The whole team there have been fantastic, they have supported both the residents and the families. Some people have really put their heart into it and have just been amazing. I know I can call them and they will go and check on him for me, because sometimes what he says to me on the phone he may not be telling the staff.
People often say that no-one in care ever looks after your child the way you do, but QEF have come very close.
They have really gone the extra mile and kept me up to speed as well. Some of his carers will think of all the little things, like helping Grant to co-ordinate his clothes when helping him to get dressed, and then they will video call me to show me he’s ready for the day. Its lovely.
The last time I saw Grant was on the 18th February, as when I planned to see him later on, I had a sore throat and didn’t want to risk anything. Then QEF locked down a week earlier than everywhere else. It could have been so traumatic, I was in tears at the thought of it, as we’d never spent so much time apart - ever.
One of the nicest things was when I was talking to Grant on speaker phone and I heard one lady going round and saying’ night night darling’ to all the clients on that floor which really touched me. She had finished her shift and was going round like a parent and saying goodnight to everyone, which was just what I wanted to do. Knowing they were there made a hell of a difference. They have really shown care, compassion and love. He suffers from very high anxiety and doesn’t always remember to tell me stuff. But he remembered this lady saying she would be there a lot and he could call her if he needed her and she would help him.
There has been so much going on for Grant to get involved with – the whole activities team have been brilliant. There have been regular video calls which are extra important for Grant because of his sight and for me, as they were almost as good as being able to visit him. They have celebrated Africa day, put together a care package for a local homeless charity, had Easter activities around the garden and he’s joined in with different performances with their diversity choir. He hasn’t been bored, which he would have been if he had been at home with us.
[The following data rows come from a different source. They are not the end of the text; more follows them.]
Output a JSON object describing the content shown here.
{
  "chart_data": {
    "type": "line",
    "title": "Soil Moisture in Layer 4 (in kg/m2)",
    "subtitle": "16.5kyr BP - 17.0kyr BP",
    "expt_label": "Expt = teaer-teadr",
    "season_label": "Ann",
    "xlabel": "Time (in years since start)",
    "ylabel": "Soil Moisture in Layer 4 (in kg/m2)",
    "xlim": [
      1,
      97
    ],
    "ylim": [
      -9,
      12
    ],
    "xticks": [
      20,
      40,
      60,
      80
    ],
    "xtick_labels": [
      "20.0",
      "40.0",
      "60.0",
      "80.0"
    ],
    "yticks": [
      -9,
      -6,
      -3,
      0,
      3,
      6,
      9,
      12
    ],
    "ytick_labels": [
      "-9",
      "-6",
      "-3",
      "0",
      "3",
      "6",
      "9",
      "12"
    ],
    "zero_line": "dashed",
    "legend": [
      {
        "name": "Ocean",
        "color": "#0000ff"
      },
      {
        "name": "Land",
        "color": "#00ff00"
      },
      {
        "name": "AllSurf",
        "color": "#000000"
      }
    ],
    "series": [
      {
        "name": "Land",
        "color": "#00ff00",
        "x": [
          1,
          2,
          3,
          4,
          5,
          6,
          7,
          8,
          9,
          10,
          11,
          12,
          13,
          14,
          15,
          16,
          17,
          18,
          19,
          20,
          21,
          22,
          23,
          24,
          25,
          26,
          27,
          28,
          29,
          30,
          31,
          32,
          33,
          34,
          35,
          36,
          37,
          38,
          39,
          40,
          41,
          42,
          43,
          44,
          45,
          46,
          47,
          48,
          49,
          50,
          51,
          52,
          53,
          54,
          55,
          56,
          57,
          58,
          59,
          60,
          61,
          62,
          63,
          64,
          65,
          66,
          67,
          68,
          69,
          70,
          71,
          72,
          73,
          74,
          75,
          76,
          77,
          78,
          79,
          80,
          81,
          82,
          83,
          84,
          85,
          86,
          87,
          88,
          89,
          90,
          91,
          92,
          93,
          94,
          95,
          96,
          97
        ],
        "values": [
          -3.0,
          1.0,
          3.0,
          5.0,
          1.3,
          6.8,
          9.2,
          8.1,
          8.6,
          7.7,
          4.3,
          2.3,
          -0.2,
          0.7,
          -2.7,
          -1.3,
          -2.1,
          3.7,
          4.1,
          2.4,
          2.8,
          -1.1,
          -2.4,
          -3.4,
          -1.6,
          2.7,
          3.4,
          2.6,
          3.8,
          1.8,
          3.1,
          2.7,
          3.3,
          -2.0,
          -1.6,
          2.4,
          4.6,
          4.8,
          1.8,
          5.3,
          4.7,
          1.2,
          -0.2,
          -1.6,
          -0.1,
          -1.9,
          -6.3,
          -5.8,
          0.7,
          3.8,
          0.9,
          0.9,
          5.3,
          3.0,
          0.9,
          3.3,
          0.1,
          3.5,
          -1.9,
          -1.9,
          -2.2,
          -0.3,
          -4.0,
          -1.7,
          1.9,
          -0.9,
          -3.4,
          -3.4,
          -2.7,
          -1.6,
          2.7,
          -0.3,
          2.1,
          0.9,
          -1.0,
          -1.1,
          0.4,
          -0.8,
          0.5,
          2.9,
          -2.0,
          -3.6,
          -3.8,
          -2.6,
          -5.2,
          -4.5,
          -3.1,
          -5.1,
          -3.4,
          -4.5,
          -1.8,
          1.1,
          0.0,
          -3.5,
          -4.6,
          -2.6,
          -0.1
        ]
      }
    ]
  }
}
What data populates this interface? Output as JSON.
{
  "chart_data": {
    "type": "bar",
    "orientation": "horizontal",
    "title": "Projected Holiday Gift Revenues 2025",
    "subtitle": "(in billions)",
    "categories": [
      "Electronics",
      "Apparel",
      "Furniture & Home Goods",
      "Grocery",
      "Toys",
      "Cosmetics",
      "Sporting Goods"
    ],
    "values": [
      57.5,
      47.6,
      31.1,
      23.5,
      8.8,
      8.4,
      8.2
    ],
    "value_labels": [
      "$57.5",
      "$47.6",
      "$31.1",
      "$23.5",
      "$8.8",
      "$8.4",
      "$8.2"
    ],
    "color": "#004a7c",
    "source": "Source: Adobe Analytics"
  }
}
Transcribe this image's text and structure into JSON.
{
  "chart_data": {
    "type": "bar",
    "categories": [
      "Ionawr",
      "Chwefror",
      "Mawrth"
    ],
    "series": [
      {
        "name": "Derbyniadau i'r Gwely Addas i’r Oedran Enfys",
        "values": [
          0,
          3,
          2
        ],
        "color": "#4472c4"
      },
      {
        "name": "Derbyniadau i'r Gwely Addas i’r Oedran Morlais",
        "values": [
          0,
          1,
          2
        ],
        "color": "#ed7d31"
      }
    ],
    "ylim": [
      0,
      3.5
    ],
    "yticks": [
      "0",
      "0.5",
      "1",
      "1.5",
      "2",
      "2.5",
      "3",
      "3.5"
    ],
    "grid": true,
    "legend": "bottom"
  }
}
He’s been distracted and he has had other people around him, which has helped with his social skills as well.
All the stories of care homes on the news would make me cry
The whole team have done so well and they have also supported the families every day. I am eternally grateful for the way they have kept Grant safe and happy during this awful pandemic. I don’t think he would have coped if he had been at home; it would have been too long for one person to stay in a small house with just the same two people. I can’t thank everyone there enough – all of them, the housekeepers, activity co-ordinators, managers and care teams. It’s a lovely family there. All the stories of care homes on the news would make me cry, but when I spoke to Grant he was so full of conversation. He isn’t chatty unless he’s happy and he has to really gel with someone to be comfortable. You could tell he was with the right people – I could hear how happy he was.